I watched her. She just sat and regarded me, her hands
curled patiently in her lap. “Why did Zeus put you here?” I
asked.
“Because…” Her brow knit. “Yes, it is difficult. Because I
am…” She tapped her head.
I swallowed, then spoke in a knowing whisper. “Because you
are too intelligent.”
She nodded, guessing the meaning of the new word from the
context alone. As would be expected. “Yes.”
“I’m taking a walk,” I said. I left her there so I could
react to his sickening insecurity in peace.
*
Another day, as we sat on the top of the tallest hill,
Eliza asked me, “Why do the boulders have numbers?”
Her question startled me. We had been staring at the top of
the encircling wall for twenty minutes in silence, each
lost in our own longing for a face, almost any face, to
peer over from the other side. “Pardon?”
“I said, why do the boulders have numbers?”
“I thought I already told you.”
“If you had, why would I be asking?”
I looked away at a different part of the wall. “It’s a long
story.”
“And I don’t have the time?”
“You ask too many questions.”
“I think it’s important. Isn’t it?”
I said, “It’s part of my punishment.”
Eliza listened.
I didn’t look at her as I spoke. “I’m supposed to roll any
numbered boulder up a steep hill. This is my punishment.
From him.”
“From the god who killed you? Zeus?”
How I hated that name. “Yes.”
“And then?”
“I can be free if I get one to the top.”
“Of any hill?”
“Yes. But before I can get to the top, the boulder always
slips or I always drop it.”
She nodded. Her eyes got that far-away look as her mind
slipped beyond the great wall, or to some place within.

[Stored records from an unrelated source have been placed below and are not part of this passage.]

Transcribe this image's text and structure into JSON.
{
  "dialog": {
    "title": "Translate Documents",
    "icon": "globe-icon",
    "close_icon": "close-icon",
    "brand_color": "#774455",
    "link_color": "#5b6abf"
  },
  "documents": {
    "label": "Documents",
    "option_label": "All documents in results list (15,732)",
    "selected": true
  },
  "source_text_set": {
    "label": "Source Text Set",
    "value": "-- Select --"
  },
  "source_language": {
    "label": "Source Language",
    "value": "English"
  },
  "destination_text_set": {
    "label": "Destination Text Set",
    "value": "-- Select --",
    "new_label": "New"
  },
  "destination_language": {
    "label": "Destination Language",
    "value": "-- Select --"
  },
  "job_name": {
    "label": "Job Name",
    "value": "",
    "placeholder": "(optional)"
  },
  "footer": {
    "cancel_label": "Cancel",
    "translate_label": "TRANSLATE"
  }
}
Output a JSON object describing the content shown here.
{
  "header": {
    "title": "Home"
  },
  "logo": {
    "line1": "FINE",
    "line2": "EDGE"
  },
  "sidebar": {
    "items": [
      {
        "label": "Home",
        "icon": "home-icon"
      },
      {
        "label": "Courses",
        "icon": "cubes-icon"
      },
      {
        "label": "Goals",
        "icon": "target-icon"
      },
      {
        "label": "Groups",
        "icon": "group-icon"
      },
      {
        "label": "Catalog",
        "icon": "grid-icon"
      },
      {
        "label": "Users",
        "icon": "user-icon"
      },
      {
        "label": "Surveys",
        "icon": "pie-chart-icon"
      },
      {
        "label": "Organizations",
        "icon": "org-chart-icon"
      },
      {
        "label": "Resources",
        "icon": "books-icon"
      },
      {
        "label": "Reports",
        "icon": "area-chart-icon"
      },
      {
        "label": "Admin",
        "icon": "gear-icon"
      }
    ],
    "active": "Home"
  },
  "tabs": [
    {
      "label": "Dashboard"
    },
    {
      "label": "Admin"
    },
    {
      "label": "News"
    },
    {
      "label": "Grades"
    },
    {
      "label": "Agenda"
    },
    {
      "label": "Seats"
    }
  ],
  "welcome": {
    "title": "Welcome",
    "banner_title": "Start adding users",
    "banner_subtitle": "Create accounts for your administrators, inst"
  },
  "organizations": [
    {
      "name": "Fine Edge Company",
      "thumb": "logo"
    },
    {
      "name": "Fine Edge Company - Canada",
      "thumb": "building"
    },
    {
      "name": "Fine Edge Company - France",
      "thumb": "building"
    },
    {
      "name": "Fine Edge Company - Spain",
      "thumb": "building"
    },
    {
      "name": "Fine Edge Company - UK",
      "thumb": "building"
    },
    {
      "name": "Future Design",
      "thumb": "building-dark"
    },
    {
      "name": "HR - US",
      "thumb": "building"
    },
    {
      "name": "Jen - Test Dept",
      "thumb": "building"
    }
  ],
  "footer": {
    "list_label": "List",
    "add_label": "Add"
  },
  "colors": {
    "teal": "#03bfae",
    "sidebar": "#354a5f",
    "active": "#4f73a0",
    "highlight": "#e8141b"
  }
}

Eliza looked like this often, usually before she asked a
nosy question, and I had a feeling that I knew what was
coming.
She asked, “What if you make a little hill out of the
littler rocks, and roll a boulder to the top of that one?
Does that count?”
I sighed. “No. I’ve tried it.”
“What if you roll a normal blank rock to the top?”
“Tried it.”
“What if you scratch a numeral into a blank rock first?”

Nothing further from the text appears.